Preprocessing. Pretrained models expect inputs normalized with ImageNet statistics (mean=[0.485, 0.456, 0.406], std=[0.229, 0.224, 0.225]). Use the same normalization even for non-ImageNet datasets. Getting this wrong is a common source of silently degraded performance.

Mixed precision training. If you are training on Colab, consider using torch.cuda.amp (automatic mixed precision). It roughly halves GPU memory usage and speeds up training, which helps when working within Colab’s resource limits.

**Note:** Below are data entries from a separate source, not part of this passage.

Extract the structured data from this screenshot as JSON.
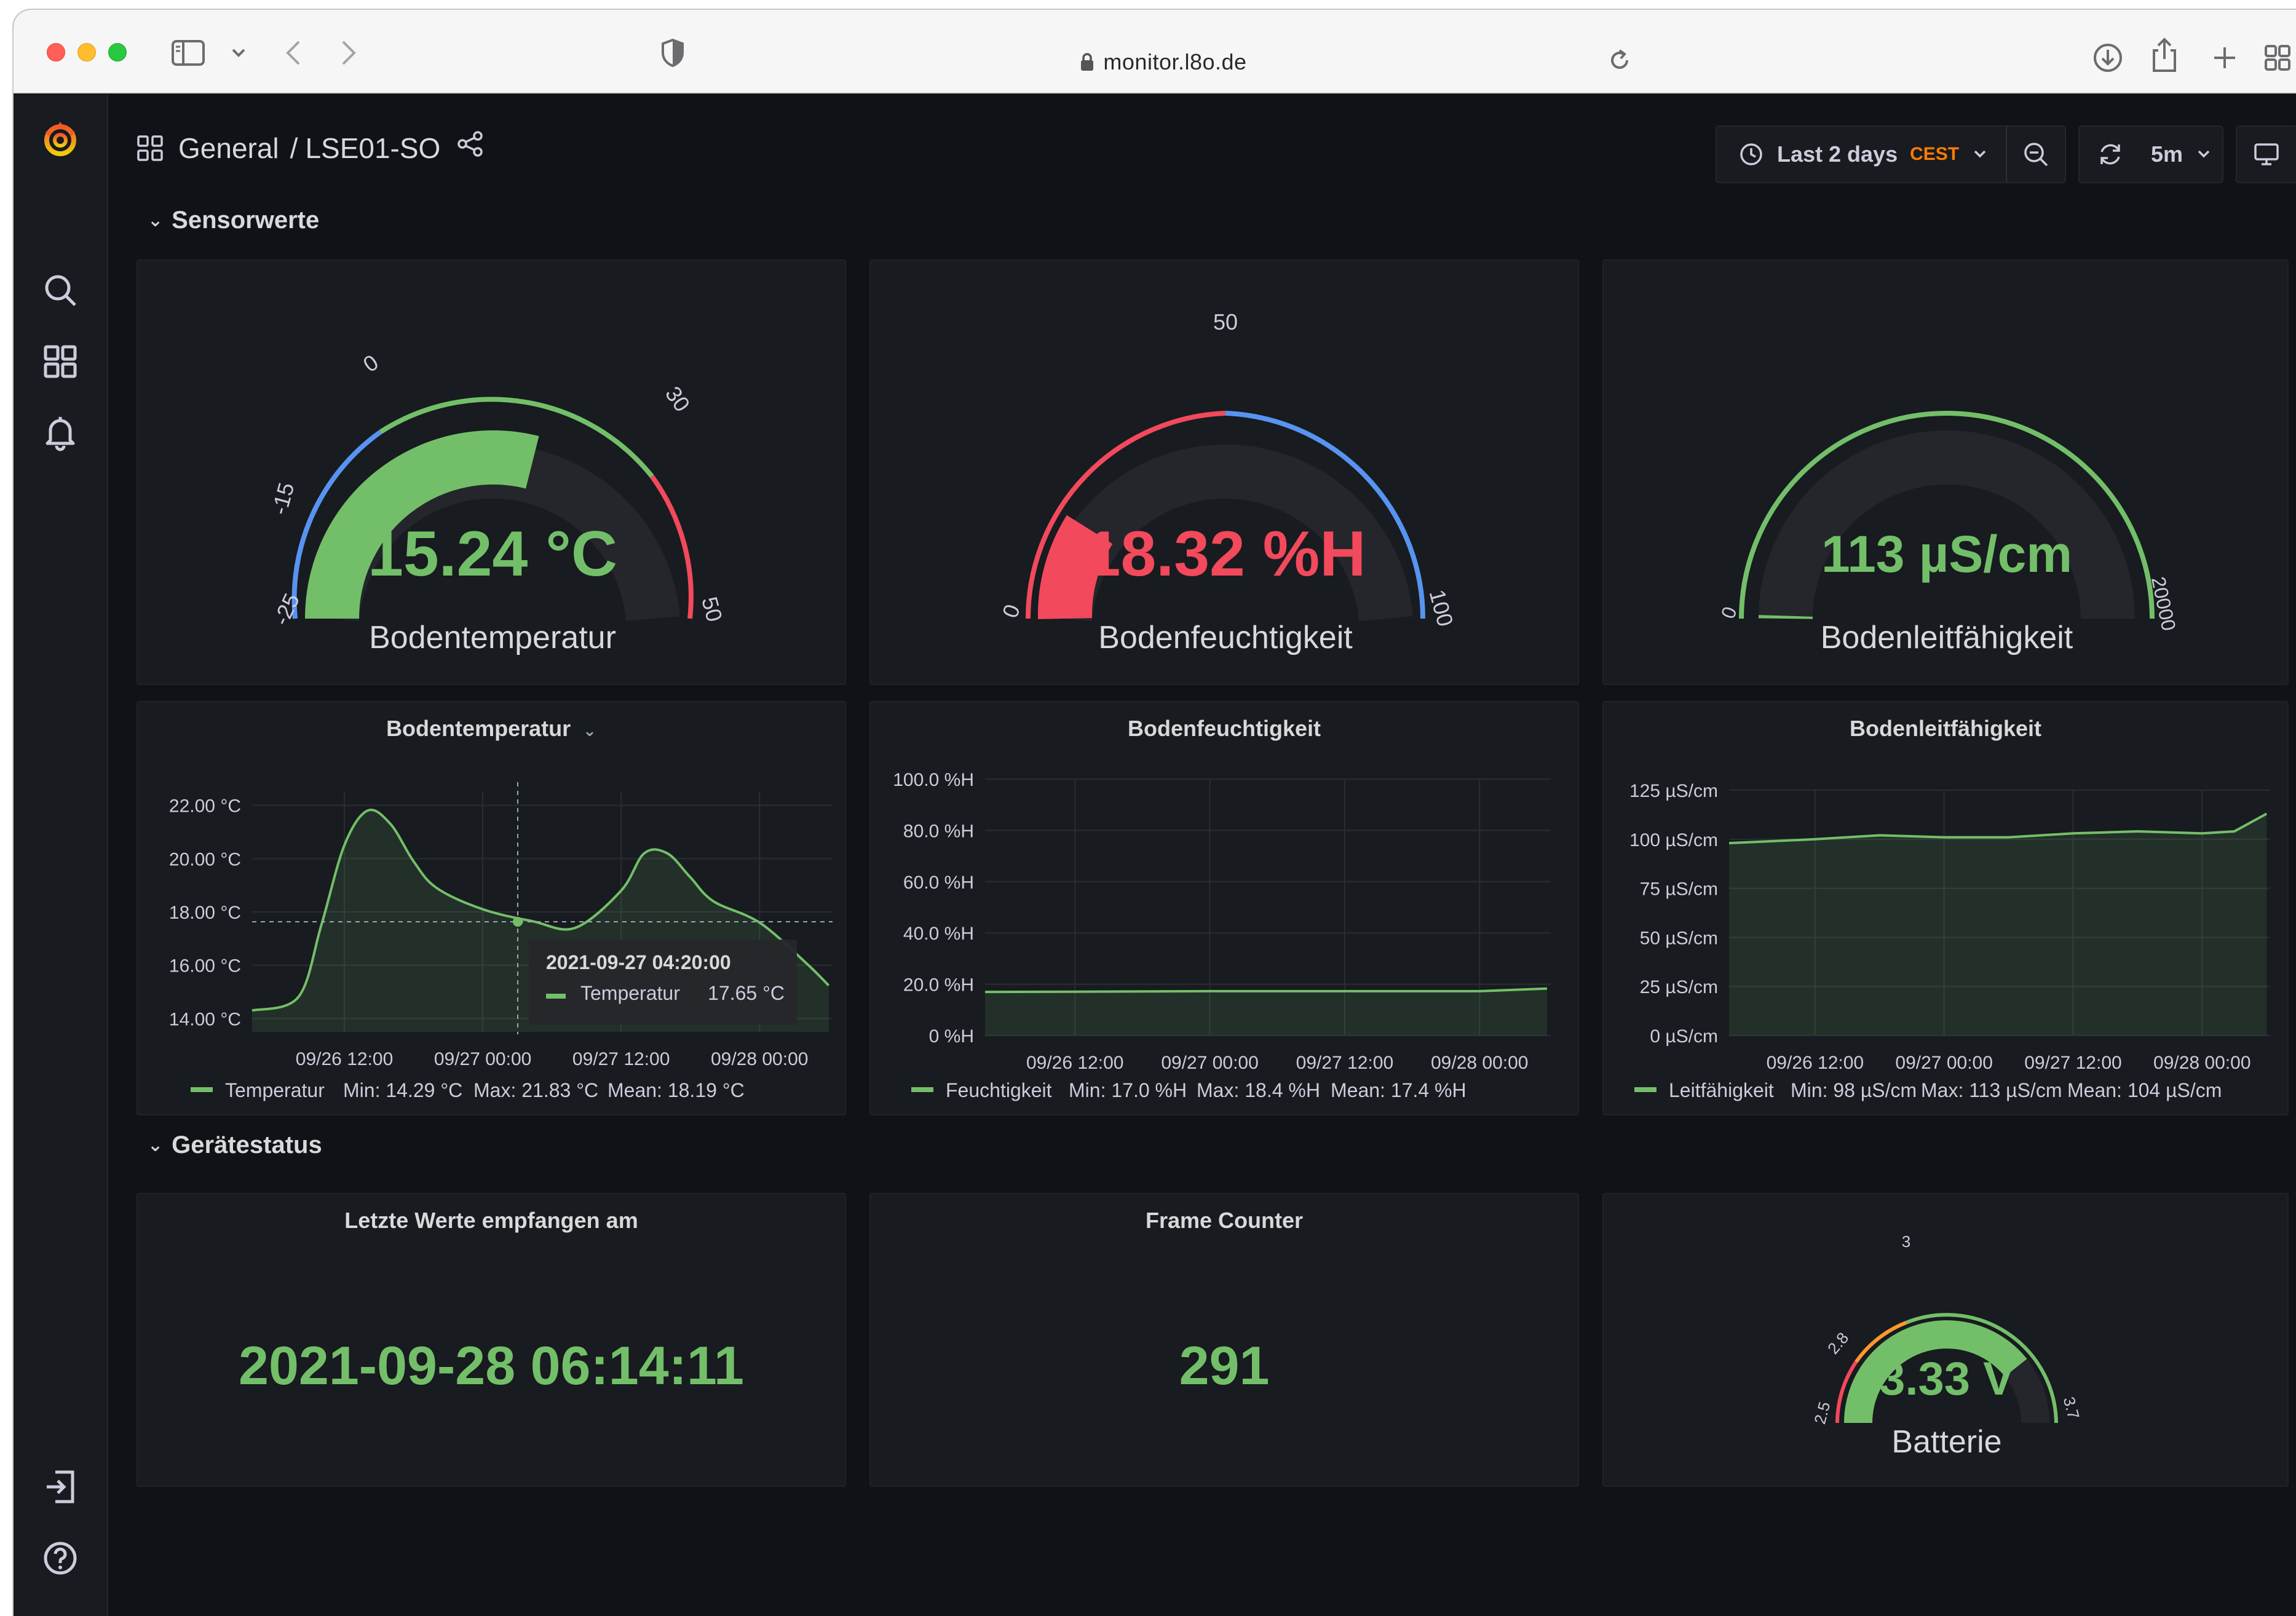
{
  "browser": {
    "url": "monitor.l8o.de"
  },
  "breadcrumb": {
    "folder": "General",
    "dashboard": "LSE01-SO"
  },
  "toolbar": {
    "time_range": "Last 2 days",
    "timezone": "CEST",
    "refresh_interval": "5m"
  },
  "rows": {
    "sensors": "Sensorwerte",
    "device": "Gerätestatus"
  },
  "gauges": {
    "temperature": {
      "value": "15.24 °C",
      "label": "Bodentemperatur",
      "numeric": 15.24,
      "min": -25,
      "max": 50,
      "ticks": [
        "-25",
        "-15",
        "0",
        "30",
        "50"
      ],
      "color": "#73bf69"
    },
    "moisture": {
      "value": "18.32 %H",
      "label": "Bodenfeuchtigkeit",
      "numeric": 18.32,
      "min": 0,
      "max": 100,
      "ticks": [
        "0",
        "50",
        "100"
      ],
      "color": "#f2495c"
    },
    "conductivity": {
      "value": "113 µS/cm",
      "label": "Bodenleitfähigkeit",
      "numeric": 113,
      "min": 0,
      "max": 20000,
      "ticks": [
        "0",
        "20000"
      ],
      "color": "#73bf69"
    },
    "battery": {
      "value": "3.33 V",
      "label": "Batterie",
      "numeric": 3.33,
      "min": 2.5,
      "max": 3.7,
      "ticks": [
        "2.5",
        "2.8",
        "3",
        "3.7"
      ],
      "color": "#73bf69"
    }
  },
  "graphs": {
    "temperature": {
      "title": "Bodentemperatur",
      "y_ticks": [
        "22.00 °C",
        "20.00 °C",
        "18.00 °C",
        "16.00 °C",
        "14.00 °C"
      ],
      "x_ticks": [
        "09/26 12:00",
        "09/27 00:00",
        "09/27 12:00",
        "09/28 00:00"
      ],
      "legend": {
        "name": "Temperatur",
        "min": "Min: 14.29 °C",
        "max": "Max: 21.83 °C",
        "mean": "Mean: 18.19 °C"
      },
      "tooltip": {
        "time": "2021-09-27 04:20:00",
        "series": "Temperatur",
        "value": "17.65 °C"
      }
    },
    "moisture": {
      "title": "Bodenfeuchtigkeit",
      "y_ticks": [
        "100.0 %H",
        "80.0 %H",
        "60.0 %H",
        "40.0 %H",
        "20.0 %H",
        "0 %H"
      ],
      "x_ticks": [
        "09/26 12:00",
        "09/27 00:00",
        "09/27 12:00",
        "09/28 00:00"
      ],
      "legend": {
        "name": "Feuchtigkeit",
        "min": "Min: 17.0 %H",
        "max": "Max: 18.4 %H",
        "mean": "Mean: 17.4 %H"
      }
    },
    "conductivity": {
      "title": "Bodenleitfähigkeit",
      "y_ticks": [
        "125 µS/cm",
        "100 µS/cm",
        "75 µS/cm",
        "50 µS/cm",
        "25 µS/cm",
        "0 µS/cm"
      ],
      "x_ticks": [
        "09/26 12:00",
        "09/27 00:00",
        "09/27 12:00",
        "09/28 00:00"
      ],
      "legend": {
        "name": "Leitfähigkeit",
        "min": "Min: 98 µS/cm",
        "max": "Max: 113 µS/cm",
        "mean": "Mean: 104 µS/cm"
      }
    }
  },
  "stats": {
    "last_received": {
      "title": "Letzte Werte empfangen am",
      "value": "2021-09-28 06:14:11"
    },
    "frame_counter": {
      "title": "Frame Counter",
      "value": "291"
    }
  },
  "chart_data": [
    {
      "type": "line",
      "series": [
        {
          "name": "Temperatur",
          "x": [
            "09/26 04:00",
            "09/26 08:00",
            "09/26 10:00",
            "09/26 12:00",
            "09/26 14:00",
            "09/26 16:00",
            "09/26 18:00",
            "09/26 20:00",
            "09/27 00:00",
            "09/27 04:20",
            "09/27 08:00",
            "09/27 12:00",
            "09/27 14:00",
            "09/27 16:00",
            "09/27 18:00",
            "09/27 20:00",
            "09/28 00:00",
            "09/28 04:00",
            "09/28 06:00"
          ],
          "values": [
            14.3,
            14.8,
            17.5,
            20.5,
            21.8,
            21.3,
            19.9,
            18.9,
            18.1,
            17.65,
            17.4,
            18.8,
            20.2,
            20.2,
            19.3,
            18.4,
            17.6,
            16.1,
            15.24
          ]
        }
      ],
      "ylim": [
        13.5,
        22.5
      ]
    },
    {
      "type": "line",
      "series": [
        {
          "name": "Feuchtigkeit",
          "x": [
            "09/26 04:00",
            "09/26 12:00",
            "09/27 00:00",
            "09/27 12:00",
            "09/28 00:00",
            "09/28 06:00"
          ],
          "values": [
            17.0,
            17.1,
            17.3,
            17.3,
            17.3,
            18.32
          ]
        }
      ],
      "ylim": [
        0,
        100
      ]
    },
    {
      "type": "line",
      "series": [
        {
          "name": "Leitfähigkeit",
          "x": [
            "09/26 04:00",
            "09/26 12:00",
            "09/26 18:00",
            "09/27 00:00",
            "09/27 06:00",
            "09/27 12:00",
            "09/27 18:00",
            "09/28 00:00",
            "09/28 03:00",
            "09/28 06:00"
          ],
          "values": [
            98,
            100,
            102,
            101,
            101,
            103,
            104,
            103,
            104,
            113
          ]
        }
      ],
      "ylim": [
        0,
        125
      ]
    }
  ]
}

Compute planning. The full set of experiments (3 architectures, 3 strategies, data efficiency curves with multiple seeds) adds up. Plan your GPU time. The data efficiency experiment with the from-scratch baseline is the most expensive part; limit it to one architecture as described above. Run your other architecture and strategy comparisons at 100% data.

Why This Matters

Transfer learning is not a research curiosity; it is the standard approach for computer vision in production. Most companies do not have millions of labeled images for their specific task. They have hundreds or thousands. Understanding how to select a pretrained model, choose a fine-tuning strategy, and evaluate whether you have enough data is a core skill for any ML engineer working with images. This assignment gives you hands-on practice with exactly that workflow.